Dream 392: Asshole
04.25.2015 § Leave a comment
Darth Vader inside the Technodrome, climbing all over the Enterprise. I shout out at him, “It suits you.”
Somehow I missed it, but this Tati-esque movie had a recurring gag whereby mounted lights could only go just off to the side of the sink, so the Sesame Street tall skinny blue long hairy monsters washing dishes can still not see what they’re doing.
I look up the cinematographer Inoue. His previous movie had monsters hanging around contemporary interiors too, but these more like the Halloween creatures from Tim Burton’s Nightmare Before Christmas, bobbing their heads to a suburban college town house party. It’s a little too repetitive for my taste — the instrumental’s going, you open a door, and there’s a few hemispheres with witch hats bobbing and chorus in for a line before the door closes again, over and over every fourth bar.
Now the movie’s getting a little preachy. I’ve been a Wall Street stock trader, following in my dad’s footsteps. I’m calling him for some transgression and my closest companion calls out my hypocrisy. There’s some moral about not doing a job which if everyone did society could not exist (isn’t that every job, though?)

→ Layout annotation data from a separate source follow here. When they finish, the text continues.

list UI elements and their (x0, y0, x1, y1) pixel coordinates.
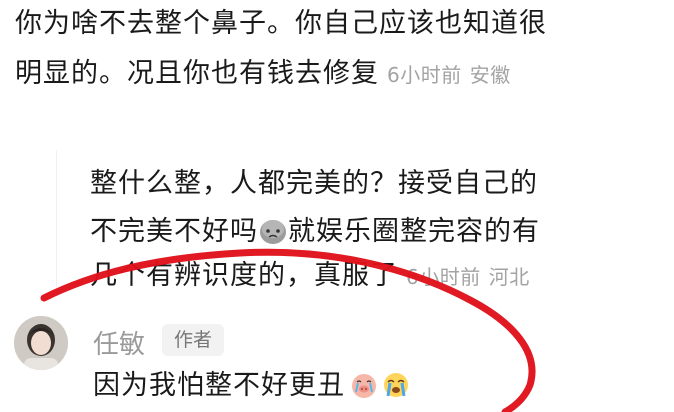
crying-face-emoji-icon (381, 370, 411, 405)
comment-2-line-1: 整什么整，人都完美的？接受自己的 (90, 168, 538, 199)
author-badge: 作者 (162, 324, 225, 356)
comment-2-line-3: 几个有辨识度的，真服了 6小时前 河北 (90, 262, 530, 289)
comment-2-text-c: 几个有辨识度的，真服了 (90, 260, 398, 291)
comment-2-meta: 6小时前 河北 (406, 265, 530, 289)
comment-1-line-1: 你为啥不去整个鼻子。你自己应该也知道很 (15, 8, 547, 39)
comment-2-text-a: 不完美不好吗 (90, 216, 258, 247)
comment-2-text-b: 就娱乐圈整完容的有 (288, 216, 540, 247)
author-name[interactable]: 任敏 (93, 324, 145, 361)
comment-1-meta: 6小时前 安徽 (387, 63, 511, 87)
comment-3-text: 因为我怕整不好更丑 (93, 370, 345, 401)
comment-3-line-1: 因为我怕整不好更丑 (93, 370, 411, 405)
comment-1-location: 安徽 (469, 63, 511, 87)
comment-2-location: 河北 (488, 265, 530, 289)
comment-1-text: 明显的。况且你也有钱去修复 (15, 58, 379, 89)
comment-2-line-2: 不完美不好吗 就娱乐圈整完容的有 (90, 216, 540, 251)
reply-guide-line (56, 150, 57, 290)
comment-2-time: 6小时前 (406, 265, 481, 289)
comment-1-line-2: 明显的。况且你也有钱去修复 6小时前 安徽 (15, 60, 511, 87)
avatar-portrait-icon (14, 316, 68, 370)
sad-face-emoji-icon (258, 216, 288, 251)
comment-1-time: 6小时前 (387, 63, 462, 87)
author-avatar[interactable] (14, 316, 68, 370)
crying-pig-emoji-icon (349, 370, 379, 405)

We all get away with it in the end though. I’m someone else now, ghost riding the whip in a white van painted with my likeness. I’m in my tighty whiteys, and I bend over, pulling them down, and I not only moon everyone but I also shave my chode hair right then and there. The camera pans away to the other side of the street’s traffic. There’s a red shipping container blocking one of three lanes of traffic right after the intersection. A bunch of kids are standing in the second lane, boxing it. The cars try to squeeze together to be able to use the lane the kids are in. The movie is ending; you can tell because they’re fading in some 60’s wall of sound pop track.